I used cofactor expansion along the first column to realize that f is a polynomial of degree n-1. The next step is to show that 1, 2, 3... n-1 are roots of f, but I'm not sure how to do this.

I've attached an image containing the problem statement.

Guest Apr 8, 2020

#1**+1 **

Expanding down the first column shows that the expansion is a polynomial of degree n - 1.

If, in a determinant,the elements of a single row are added to the corresponding elements of another row, then the value of the determinant is unaltered. The same goes for columns, adding the elements of any column to the corresponding elements of any other column leaves the value of the determinant unaltered. The same is also true for subtraction. Subtracting any row from any other row or any column from any other column leaves the value of the determinant unaltered. (Any of these operations can be carried out multiple times.)

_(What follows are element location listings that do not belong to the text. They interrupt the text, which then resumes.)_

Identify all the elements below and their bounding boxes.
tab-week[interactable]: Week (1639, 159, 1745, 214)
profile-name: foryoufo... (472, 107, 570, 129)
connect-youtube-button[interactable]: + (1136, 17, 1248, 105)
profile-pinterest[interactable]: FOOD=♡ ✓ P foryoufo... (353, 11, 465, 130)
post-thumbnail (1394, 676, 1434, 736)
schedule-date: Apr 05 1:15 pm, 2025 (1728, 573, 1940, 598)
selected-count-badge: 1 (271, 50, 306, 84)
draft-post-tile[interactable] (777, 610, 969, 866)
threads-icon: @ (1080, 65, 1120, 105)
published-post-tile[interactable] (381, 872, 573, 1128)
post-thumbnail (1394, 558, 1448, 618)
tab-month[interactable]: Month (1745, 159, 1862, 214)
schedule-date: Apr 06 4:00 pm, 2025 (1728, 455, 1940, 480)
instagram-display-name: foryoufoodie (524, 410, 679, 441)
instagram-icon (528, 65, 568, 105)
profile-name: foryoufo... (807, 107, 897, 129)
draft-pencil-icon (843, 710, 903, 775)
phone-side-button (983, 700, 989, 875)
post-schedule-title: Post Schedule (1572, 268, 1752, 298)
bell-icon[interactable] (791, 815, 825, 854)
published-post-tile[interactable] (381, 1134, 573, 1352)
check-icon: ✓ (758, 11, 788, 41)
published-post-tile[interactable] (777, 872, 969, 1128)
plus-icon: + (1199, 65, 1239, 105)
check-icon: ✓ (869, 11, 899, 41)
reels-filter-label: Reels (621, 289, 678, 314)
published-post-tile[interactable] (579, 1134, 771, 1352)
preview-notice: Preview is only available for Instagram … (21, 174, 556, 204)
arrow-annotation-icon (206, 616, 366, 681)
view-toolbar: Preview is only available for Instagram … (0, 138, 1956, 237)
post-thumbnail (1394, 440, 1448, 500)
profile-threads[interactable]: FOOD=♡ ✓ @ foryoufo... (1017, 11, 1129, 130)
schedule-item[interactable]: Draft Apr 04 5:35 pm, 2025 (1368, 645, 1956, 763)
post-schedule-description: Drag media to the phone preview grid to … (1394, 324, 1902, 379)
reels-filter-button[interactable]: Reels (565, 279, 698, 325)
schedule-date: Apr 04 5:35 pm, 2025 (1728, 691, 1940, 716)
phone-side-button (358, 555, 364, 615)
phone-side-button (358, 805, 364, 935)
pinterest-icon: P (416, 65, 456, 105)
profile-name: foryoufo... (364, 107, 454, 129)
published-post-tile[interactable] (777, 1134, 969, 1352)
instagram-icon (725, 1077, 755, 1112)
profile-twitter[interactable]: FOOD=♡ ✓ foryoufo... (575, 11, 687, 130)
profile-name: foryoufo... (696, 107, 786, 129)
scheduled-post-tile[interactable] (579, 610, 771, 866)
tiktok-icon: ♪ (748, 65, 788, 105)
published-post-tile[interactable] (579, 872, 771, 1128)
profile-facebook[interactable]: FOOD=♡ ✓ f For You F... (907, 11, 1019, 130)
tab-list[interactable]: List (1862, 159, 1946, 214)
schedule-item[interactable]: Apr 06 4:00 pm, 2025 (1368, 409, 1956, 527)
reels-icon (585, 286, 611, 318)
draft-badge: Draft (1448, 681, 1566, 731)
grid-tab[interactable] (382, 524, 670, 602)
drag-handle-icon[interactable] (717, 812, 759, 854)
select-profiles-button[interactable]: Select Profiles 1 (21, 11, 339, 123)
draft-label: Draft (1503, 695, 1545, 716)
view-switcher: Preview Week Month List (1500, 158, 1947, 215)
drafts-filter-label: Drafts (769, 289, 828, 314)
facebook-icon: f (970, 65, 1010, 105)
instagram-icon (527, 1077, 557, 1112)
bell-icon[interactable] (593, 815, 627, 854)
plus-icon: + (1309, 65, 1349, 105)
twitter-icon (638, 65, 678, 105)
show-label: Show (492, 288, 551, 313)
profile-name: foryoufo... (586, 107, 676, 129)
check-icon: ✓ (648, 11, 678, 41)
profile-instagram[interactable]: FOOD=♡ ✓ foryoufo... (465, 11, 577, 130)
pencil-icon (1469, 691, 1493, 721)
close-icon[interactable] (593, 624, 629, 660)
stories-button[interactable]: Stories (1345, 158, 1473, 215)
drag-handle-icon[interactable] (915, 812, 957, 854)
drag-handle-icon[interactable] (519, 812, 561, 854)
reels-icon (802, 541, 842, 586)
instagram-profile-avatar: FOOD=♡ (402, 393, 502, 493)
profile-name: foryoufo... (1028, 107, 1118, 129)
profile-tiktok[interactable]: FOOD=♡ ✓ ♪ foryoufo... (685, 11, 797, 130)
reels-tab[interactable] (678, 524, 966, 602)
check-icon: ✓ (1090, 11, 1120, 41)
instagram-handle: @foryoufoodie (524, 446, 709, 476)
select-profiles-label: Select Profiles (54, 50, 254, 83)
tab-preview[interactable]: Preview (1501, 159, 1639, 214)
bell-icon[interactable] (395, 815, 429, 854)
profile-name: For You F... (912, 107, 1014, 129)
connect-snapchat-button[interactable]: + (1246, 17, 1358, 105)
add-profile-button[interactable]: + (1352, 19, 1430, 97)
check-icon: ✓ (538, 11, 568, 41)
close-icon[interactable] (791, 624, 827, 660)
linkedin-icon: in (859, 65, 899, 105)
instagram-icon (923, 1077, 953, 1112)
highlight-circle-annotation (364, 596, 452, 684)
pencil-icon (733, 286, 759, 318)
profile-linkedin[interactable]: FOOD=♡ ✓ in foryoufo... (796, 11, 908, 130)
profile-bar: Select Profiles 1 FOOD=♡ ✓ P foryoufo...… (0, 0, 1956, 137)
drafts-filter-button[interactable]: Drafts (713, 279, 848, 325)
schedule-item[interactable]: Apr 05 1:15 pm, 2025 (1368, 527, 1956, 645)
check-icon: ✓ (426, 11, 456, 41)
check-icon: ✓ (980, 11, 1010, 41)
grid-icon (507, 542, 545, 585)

So, in your example, put x = 1 and all of the elements in the first column will equal 1. Subtract this first column from the second column, (which has all of its elements equal to 1), and you have a column (the second column) consisting entirely of zeros. On expansion then, the value of the determinant will be zero, implying that (x - 1) is a factor of the polynomial.

Next, put x = 2 and the first column will be identical with the third column, so on subtraction there will be again a complete column of zeros. That impies that (x - 2) is a factor of the polynomial.

Repeat for x = 3, 4, ... , n - 1.

The coefficient of the leading term is unlikely to be 1, so the product of the factors will be multiplied by some constant C.